Suppose we met a race of creatures—fairly clearly non-rational animals—that was very different from us: on Mars, say. And the question arises: are these creatures sexed? and if so, can we distinguish male and female? We need to think now how we would go about finding out these answers. We would not do it by investigating their psyches, nor even merely by just looking at (or cutting up) individuals. We would try to find out how they reproduced and what was the role of the different organs of the different individuals involved in reproduction. Thus, sex is a biological and teleological notion. Anything else which is called sexual is so called ultimately because it has some relation to this process, to these organs.

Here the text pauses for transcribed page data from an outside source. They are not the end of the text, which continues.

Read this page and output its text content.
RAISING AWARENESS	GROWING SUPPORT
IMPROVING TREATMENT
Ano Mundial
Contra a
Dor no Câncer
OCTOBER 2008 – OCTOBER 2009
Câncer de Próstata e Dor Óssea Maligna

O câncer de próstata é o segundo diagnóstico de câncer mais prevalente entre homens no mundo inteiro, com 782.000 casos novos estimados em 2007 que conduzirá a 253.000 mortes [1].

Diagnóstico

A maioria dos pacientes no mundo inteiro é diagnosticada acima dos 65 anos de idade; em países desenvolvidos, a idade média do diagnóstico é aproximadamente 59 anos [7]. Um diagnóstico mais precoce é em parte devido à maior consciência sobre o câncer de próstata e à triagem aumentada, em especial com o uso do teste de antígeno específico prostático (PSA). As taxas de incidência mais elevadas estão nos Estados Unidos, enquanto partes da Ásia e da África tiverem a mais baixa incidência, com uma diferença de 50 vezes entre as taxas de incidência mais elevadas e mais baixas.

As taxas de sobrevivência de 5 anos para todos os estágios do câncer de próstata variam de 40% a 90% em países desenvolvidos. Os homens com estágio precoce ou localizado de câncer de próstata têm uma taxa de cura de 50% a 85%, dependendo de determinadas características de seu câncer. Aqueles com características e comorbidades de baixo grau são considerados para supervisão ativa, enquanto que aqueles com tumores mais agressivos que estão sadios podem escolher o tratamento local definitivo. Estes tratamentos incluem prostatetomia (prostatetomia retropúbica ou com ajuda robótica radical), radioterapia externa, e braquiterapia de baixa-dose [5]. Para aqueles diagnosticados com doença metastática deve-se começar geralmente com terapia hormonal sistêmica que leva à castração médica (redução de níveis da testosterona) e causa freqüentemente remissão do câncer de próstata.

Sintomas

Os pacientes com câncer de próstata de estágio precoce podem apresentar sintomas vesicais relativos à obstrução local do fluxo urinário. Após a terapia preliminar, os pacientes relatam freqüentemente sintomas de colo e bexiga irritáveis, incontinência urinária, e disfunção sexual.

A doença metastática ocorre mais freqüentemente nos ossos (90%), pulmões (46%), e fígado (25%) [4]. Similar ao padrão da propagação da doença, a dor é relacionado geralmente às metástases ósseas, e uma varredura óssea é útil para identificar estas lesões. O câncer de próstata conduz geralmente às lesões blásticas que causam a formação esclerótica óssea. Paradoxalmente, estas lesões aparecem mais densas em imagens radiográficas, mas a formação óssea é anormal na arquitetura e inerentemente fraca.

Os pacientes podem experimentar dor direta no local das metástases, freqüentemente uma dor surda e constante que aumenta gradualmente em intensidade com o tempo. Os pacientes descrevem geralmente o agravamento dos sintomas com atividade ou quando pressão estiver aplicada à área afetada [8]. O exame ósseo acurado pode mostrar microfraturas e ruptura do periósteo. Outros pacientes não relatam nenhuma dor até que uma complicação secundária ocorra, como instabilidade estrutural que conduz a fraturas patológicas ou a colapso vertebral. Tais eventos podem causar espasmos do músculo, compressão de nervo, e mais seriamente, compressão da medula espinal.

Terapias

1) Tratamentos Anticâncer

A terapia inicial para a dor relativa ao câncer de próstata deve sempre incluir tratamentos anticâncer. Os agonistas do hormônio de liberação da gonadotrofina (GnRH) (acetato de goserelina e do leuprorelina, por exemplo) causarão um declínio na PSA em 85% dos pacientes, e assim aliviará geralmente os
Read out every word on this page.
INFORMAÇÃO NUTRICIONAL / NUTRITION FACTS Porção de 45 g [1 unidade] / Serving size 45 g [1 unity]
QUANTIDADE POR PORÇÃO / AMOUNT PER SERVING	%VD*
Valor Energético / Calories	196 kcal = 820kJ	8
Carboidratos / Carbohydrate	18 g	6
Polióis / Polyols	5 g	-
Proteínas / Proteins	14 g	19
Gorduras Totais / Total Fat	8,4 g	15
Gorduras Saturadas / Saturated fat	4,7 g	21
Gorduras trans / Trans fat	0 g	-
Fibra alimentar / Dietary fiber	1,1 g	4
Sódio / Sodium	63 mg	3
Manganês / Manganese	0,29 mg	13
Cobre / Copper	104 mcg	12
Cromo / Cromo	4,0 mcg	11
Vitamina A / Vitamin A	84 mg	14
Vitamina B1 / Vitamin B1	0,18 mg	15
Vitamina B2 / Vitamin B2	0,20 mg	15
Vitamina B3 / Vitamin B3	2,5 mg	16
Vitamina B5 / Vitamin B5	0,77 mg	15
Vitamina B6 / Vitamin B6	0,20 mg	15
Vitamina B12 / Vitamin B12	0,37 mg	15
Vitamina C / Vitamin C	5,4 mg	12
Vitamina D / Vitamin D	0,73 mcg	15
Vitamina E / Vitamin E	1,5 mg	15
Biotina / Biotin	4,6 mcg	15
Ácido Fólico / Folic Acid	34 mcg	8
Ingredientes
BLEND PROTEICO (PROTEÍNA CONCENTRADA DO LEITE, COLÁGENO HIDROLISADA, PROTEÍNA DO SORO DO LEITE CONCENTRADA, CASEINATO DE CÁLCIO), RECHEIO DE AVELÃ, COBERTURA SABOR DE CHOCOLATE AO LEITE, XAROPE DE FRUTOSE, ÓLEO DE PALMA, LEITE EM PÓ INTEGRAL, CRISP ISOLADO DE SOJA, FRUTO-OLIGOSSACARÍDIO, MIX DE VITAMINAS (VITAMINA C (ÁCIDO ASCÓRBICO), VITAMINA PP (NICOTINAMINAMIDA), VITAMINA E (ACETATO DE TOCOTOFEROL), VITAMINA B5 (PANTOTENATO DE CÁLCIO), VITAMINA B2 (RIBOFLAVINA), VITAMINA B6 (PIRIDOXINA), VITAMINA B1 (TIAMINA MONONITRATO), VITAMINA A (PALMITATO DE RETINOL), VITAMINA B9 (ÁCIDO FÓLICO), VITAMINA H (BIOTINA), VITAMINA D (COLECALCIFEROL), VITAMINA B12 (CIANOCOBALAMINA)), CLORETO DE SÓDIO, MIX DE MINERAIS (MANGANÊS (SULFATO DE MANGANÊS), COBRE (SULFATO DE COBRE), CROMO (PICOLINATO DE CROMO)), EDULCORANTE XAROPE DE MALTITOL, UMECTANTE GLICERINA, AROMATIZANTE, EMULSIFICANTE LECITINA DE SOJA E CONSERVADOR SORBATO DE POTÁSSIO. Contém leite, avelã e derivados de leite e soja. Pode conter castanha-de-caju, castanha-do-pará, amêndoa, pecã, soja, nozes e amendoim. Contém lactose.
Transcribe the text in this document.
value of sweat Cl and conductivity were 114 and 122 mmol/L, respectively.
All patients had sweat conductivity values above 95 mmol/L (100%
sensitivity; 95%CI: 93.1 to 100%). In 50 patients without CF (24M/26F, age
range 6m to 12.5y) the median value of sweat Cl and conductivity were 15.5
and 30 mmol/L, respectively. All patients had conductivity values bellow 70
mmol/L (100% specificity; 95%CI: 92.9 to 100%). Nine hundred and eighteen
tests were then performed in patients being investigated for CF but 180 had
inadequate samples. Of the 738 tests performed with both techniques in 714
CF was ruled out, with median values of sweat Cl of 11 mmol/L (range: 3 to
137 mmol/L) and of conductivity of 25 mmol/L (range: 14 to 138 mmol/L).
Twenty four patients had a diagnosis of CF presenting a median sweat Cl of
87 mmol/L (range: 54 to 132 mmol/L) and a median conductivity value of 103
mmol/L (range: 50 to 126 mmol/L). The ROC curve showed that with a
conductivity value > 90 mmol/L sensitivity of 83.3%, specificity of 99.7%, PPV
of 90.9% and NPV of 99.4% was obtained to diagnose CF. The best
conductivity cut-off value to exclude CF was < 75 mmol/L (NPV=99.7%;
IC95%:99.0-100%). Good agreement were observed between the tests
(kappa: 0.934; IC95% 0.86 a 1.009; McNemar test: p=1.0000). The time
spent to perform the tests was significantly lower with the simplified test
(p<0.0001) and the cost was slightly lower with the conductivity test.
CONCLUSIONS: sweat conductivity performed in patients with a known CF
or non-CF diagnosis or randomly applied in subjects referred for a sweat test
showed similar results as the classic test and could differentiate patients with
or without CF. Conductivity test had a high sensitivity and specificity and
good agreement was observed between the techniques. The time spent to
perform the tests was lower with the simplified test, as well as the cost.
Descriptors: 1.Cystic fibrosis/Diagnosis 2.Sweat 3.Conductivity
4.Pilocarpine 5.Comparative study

If we observe that the members of a species reproduce asexually, then we rightly conclude that neither male nor female exist in that species. But if we observe that two are required for reproduction to occur, we rightly conclude that the species reproduces sexually by the union of the two. We name these two types differently—as male and female—based upon the roles they play in reproduction. Such is why
Aquinas held to a binary account of sex: “The distinction of the sexes is ordained in animals to the generation which occurs through coitus.” If human beings had no ordering to reproduction, or no sexual reproduction occurred, not only would one have no concept of gender, there would be no biological sex in human beings.
There, thus, can only be two biological sexes for human beings. In syllogistic form, what I am arguing is this:
- Biological sex is defined in relation to the roles played in sexual reproduction.
- Sexual reproduction involves only two, namely, male and female.
- Thus, biological sex is only two, namely, male or female.
Defects occur in nature, but defects imply a norm from which they deflect. A castrated man is still a male; a female with a mastectomy is still a female. The fact that one is born with ambiguous genitalia does not do away with one’s true sex. That it is hard to identify someone as male or female does not mean one is neither. Identical twins are hard to distinguish, but they are still distinct persons. Epistemological problems need not entail ontological ones.
Consider the case of plants that reproduce sexually. When we discover a plant missing parts of its sexual organs, we do not thereby conclude that we have discovered a third sex. Rather biologists rightly concur that what you have found is a defective plant. Likewise, in human beings, when one has an extra chromosome, or defective genitalia, you have just that: a sexual defect at the physical level. Such people often are wonderful, loving, and morally upright persons, but physically something has gone wrong.
Hermaphrodites are individuals with both pairs of sex organs. While in very rare cases some human beings have both pairs of genitalia, in no case whatsoever has it ever been observed that both pairs are fully functioning. True human hermaphrodites with both male and female sexual organs that fully function don’t exist. Such is why
no cases of self-fertilization have ever been recorded in human beings.
Even if we did discover an individual human being with both pairs of fully functioning sex organs, such a case would not disprove the binary distinction. What you would have is someone who is both male and female; one who is able to act either as male or female depending upon the other sex with which that individual desired to reproduce. Hermaphroditism, rather than disproving the traditional binary distinction, actually reinforces it. We would not even know hermaphrodites existed, let alone be able to speak of them, unless we knew of the male-female binary.
Differentiating Potencies
How we fundamentally distinguish male and female then is based upon the two biological roles in reproduction. A human individual that has the basic capacity to reproduce with the female is biologically and truly a male. A human individual that has the basic capacity to reproduce with a male is biologically and truly a female. Male and female are defined in reference to each other, which is why they are correlative terms.